There were hundreds of essays, videos, documentaries and Web sites criticizing wind power. Around the world, people who live near turbines warned of diminished property values, inefficient power generation, empty economic promises and a disorienting “shadow flicker” from sunbeams reflecting off the whirling blades.
They also complained of incessant noise, describing it as a distant plane that never lands or bricks wrapped in a towel spinning in a clothes dryer.
Zahniser posted her findings on the Indian River Drive neighborhood’s Yahoo group and continued her research, turning up what she described as “the biggest revelation of all” – doubts that Florida is a viable locale for wind power.
She and her husband then founded the Save St. Lucie Alliance to stop the project. “We would be sacrificing for nothing,” she said.
The National Renewable Energy Laboratory, which classifies the nation’s wind-energy potential on a scale of 1 to 7, ranks all of Florida’s coast at 2, or marginal, with average winds of about 13 mph at 164 feet. Utility-grade turbines need Class 4 winds of about 16 mph to make them economically feasible, according to spokesman George Douglas.
But FPL, calling Hutchinson Island one of the windiest places in Florida, recently told environmental opponents that a meteorological tower at the nuclear plant has measured average winds near 17 mph. If so, Douglas said, that would be sufficient.
“Wind farmers build wind farms to make money, and my guess is FPL, a huge wind farmer, is a good judge of whether they can make money on Hutchinson Island,” Douglas said.
FPL generates about 35 percent of the nation’s wind energy with more than 50 facilities in 16 states. But Zahniser and other critics are convinced that the company is pursuing a marginal project for the tax write-offs available for alternative energy.

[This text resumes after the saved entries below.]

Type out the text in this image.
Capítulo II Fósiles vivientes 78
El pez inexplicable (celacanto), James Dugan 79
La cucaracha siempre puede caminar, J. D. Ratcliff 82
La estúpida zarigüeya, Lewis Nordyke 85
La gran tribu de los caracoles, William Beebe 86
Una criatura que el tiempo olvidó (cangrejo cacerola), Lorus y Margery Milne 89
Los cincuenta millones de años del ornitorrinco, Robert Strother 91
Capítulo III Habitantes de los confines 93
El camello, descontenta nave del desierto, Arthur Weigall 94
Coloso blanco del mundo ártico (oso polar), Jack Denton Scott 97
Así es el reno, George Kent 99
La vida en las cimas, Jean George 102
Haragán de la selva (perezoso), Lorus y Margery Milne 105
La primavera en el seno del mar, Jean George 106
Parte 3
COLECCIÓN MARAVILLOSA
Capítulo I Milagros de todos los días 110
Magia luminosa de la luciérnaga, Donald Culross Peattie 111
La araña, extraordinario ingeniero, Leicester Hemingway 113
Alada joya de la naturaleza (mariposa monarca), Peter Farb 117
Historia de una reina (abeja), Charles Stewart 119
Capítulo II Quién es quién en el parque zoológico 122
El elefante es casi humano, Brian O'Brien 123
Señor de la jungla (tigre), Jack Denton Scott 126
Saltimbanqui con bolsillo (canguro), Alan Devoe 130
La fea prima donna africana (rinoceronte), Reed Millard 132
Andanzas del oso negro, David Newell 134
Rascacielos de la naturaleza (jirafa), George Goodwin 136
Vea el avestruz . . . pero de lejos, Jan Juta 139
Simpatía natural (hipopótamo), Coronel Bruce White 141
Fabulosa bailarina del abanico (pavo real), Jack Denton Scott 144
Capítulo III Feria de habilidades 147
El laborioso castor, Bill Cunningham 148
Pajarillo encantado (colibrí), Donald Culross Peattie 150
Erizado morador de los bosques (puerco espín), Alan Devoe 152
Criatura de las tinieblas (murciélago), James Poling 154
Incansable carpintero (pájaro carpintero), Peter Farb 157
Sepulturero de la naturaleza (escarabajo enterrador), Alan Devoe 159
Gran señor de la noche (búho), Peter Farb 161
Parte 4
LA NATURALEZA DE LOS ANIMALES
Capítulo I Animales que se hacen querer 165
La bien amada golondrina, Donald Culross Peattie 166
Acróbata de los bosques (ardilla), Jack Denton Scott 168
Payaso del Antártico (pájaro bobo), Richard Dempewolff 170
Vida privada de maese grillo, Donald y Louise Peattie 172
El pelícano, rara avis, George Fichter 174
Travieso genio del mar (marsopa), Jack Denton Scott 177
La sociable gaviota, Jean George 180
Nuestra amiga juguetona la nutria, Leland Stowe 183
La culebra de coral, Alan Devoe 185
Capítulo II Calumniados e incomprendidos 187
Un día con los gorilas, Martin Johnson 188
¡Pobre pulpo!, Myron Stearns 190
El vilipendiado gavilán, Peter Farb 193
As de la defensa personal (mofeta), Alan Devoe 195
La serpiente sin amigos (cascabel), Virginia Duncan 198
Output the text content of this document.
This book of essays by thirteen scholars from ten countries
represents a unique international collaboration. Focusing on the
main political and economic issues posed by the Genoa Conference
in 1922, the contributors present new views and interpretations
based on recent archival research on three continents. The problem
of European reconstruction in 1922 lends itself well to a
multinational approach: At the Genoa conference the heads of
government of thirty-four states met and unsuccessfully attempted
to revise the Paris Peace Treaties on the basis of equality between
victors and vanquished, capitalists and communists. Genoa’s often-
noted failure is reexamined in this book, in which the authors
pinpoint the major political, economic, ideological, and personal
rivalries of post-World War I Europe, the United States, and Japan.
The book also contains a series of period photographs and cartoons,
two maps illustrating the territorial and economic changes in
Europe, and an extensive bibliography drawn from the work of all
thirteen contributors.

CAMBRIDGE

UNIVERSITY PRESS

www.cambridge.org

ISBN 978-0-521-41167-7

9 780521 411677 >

FPL has been working hard to mend fences with Crist, after supporting his opponent in last year’s Republican primary. The company gave more than $1 million to the governor’s campaign to pass the Amendment 1 property-tax reforms and has pledged to build a large solar plant in Florida.
Calling the wind proposal a “feel-good project” designed to oblige Crist, Eric Draper, policy director of Audubon of Florida, said the awareness it has generated will doom wind energy anywhere in Florida.
“The wind is on the coast, where you only have environmentally sensitive land, and people who want to live by it or use it for recreation,” Draper said. “They are not going to want to see these facilities on their beaches.”